The Financial Conduct Authority (FCA), the City of London regulator, has laid out intentions to modernise rules in a bid to attract SPAC listings to the London Stock Exchange. SPACs (special purpose acquisition companies) are blank-cheque shell companies that list on a stock exchange, raise funds via public markets, and then usually agree a reverse acquisition with a company keen on a short-cut listing.
Because SPAC listings offer a cheaper, easier, faster option for companies to list compared to a traditional IPO, they’ve boomed in popularity on Wall Street in recent times. The pace of SPAC listings has been particularly intense this year. It is known there have been concerns within the government that London’s stricter rules around SPACs have meant the London Stock Exchange has been missing out.

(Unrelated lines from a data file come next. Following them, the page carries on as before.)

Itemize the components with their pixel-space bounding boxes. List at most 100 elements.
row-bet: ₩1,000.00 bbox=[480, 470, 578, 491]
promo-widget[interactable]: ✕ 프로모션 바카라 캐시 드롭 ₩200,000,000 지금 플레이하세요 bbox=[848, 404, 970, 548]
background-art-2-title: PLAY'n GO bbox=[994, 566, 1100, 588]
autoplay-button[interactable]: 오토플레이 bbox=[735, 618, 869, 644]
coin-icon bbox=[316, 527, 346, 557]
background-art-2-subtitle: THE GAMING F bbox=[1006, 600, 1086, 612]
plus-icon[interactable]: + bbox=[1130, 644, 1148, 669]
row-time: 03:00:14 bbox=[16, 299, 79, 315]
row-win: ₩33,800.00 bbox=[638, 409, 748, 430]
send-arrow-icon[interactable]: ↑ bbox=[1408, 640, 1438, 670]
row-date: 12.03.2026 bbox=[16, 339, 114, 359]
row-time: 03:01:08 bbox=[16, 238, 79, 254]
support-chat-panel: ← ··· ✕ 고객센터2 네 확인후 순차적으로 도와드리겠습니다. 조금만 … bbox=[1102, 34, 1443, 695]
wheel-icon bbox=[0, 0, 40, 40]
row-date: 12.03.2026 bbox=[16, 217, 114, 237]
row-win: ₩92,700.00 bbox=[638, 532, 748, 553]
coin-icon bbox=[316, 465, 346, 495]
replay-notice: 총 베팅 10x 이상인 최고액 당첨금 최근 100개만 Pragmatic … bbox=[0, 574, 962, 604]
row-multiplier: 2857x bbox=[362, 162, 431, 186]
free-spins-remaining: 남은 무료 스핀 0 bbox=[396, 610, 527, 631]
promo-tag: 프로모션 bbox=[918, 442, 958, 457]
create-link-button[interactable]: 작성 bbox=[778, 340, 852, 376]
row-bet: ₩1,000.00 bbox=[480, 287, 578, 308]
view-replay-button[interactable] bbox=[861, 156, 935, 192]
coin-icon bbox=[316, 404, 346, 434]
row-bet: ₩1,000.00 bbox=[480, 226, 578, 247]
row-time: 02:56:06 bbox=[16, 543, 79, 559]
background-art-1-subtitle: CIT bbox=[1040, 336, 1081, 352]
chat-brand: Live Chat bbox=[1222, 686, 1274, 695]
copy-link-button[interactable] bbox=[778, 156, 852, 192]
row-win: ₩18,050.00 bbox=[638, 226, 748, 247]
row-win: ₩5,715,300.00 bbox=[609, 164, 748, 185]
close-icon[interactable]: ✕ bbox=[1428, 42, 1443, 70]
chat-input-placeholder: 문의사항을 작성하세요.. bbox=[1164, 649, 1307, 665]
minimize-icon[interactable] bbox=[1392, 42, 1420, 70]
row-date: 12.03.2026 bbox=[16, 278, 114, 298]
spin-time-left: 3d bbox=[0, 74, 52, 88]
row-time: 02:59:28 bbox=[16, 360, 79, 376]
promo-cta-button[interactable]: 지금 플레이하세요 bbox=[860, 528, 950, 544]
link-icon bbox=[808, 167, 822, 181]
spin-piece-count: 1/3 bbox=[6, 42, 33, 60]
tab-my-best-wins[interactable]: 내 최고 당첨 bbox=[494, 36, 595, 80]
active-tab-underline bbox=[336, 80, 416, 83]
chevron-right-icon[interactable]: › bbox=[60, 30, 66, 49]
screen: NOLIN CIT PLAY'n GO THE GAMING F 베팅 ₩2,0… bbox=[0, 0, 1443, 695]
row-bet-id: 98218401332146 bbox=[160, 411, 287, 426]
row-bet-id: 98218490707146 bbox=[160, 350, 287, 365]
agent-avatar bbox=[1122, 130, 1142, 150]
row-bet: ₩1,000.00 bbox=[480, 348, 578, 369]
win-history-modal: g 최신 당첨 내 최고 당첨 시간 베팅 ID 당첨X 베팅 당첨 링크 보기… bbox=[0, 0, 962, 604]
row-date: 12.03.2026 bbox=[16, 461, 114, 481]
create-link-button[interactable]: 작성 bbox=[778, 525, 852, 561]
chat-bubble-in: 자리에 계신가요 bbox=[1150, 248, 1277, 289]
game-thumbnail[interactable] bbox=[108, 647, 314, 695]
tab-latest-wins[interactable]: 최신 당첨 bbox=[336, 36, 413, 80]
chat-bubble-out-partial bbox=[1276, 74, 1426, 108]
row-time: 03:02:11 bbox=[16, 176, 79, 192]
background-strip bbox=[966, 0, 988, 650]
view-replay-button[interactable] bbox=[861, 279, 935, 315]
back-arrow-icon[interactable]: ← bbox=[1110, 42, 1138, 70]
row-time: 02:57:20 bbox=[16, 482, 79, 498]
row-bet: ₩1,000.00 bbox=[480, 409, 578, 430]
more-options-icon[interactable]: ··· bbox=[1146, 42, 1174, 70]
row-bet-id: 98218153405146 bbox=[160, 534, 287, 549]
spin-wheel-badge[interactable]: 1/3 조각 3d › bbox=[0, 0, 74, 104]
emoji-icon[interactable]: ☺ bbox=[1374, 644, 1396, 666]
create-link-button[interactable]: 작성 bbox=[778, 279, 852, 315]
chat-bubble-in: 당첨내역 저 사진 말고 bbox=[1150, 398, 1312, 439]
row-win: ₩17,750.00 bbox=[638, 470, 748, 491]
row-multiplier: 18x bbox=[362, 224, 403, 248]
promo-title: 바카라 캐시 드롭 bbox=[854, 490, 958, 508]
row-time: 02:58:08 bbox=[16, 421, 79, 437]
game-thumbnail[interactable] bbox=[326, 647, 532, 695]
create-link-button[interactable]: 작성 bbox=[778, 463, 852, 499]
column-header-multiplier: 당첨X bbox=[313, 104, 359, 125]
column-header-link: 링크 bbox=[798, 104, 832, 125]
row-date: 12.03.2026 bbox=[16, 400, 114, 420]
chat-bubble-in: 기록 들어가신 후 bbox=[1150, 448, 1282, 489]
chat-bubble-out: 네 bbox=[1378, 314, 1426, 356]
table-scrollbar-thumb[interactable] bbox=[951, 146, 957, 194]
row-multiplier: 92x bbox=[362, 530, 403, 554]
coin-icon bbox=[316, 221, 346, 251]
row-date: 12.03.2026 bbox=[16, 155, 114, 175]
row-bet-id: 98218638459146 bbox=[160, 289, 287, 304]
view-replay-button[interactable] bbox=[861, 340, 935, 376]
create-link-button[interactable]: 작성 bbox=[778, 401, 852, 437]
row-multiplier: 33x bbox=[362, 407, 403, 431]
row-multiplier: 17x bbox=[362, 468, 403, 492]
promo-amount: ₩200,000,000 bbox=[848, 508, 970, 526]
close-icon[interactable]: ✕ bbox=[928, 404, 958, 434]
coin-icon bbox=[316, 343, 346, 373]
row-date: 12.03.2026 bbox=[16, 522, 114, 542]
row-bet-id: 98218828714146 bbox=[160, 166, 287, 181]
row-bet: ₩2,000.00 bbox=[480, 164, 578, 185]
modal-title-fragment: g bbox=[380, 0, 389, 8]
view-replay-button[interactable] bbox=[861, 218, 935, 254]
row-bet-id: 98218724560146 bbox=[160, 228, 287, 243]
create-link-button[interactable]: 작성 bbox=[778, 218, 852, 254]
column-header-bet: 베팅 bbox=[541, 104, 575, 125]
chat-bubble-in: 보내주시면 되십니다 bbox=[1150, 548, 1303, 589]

A recent government-commissioned review of the City’s rules around listings and premium listings recently led to a rule change on dual-class share structures. That has immediately attracted big-name IPOs by the likes of Deliveroo, exactly the kind of high-growth tech company the change was designed to entice. Rising UK life sciences company Oxford Nanopore also announced this week it plans a London IPO in the second half of the year.
London has recently lost out to Wall Street and even Amsterdam when it comes to the listings of companies of a similar profile from the UK and Europe. Following the success of the first tweaks to the rules, the FCA is now poised to act on another of the recommendations made by the report, which was led by Lord Hill of Oareford, the UK’s former European Commissioner.
Currently, SPACs listed on the LSE have to suspend trading of their shares before they announce a deal. That increases the risk for a SPAC’s owners and investors by locking them into their investment for an unclear amount of time. The FCA will scrap that rule if they can otherwise “strengthen protections for investors”.
The FCA will now commence a four-week consultation that will look at options for
“a minimum market capitalisation and a redemption option for investors”.
The regulator’s statement read:
“Our proposals will help to ensure that Spacs operate within a framework of high regulatory standards and oversight”.
“Where such protections are in place, we consider that the existing presumption of suspension of the listing for such companies at the point of announcement of an acquisition target is no longer required and we therefore intend to consult on this basis.”
If encouraging SPAC listing in London proves a wise call won’t be considered a cut and dry matter for many. Some analysts and market observers believe the surge in SPAC listings on Wall Street is an indication of over-heating markets and a risk for investors. Yesterday Barclays analysts told investors in a note they have some concerns the boom in SPAC listings across the Atlantic. Namely,
“whether over- exuberance may be leading to greater volatility for some securities”.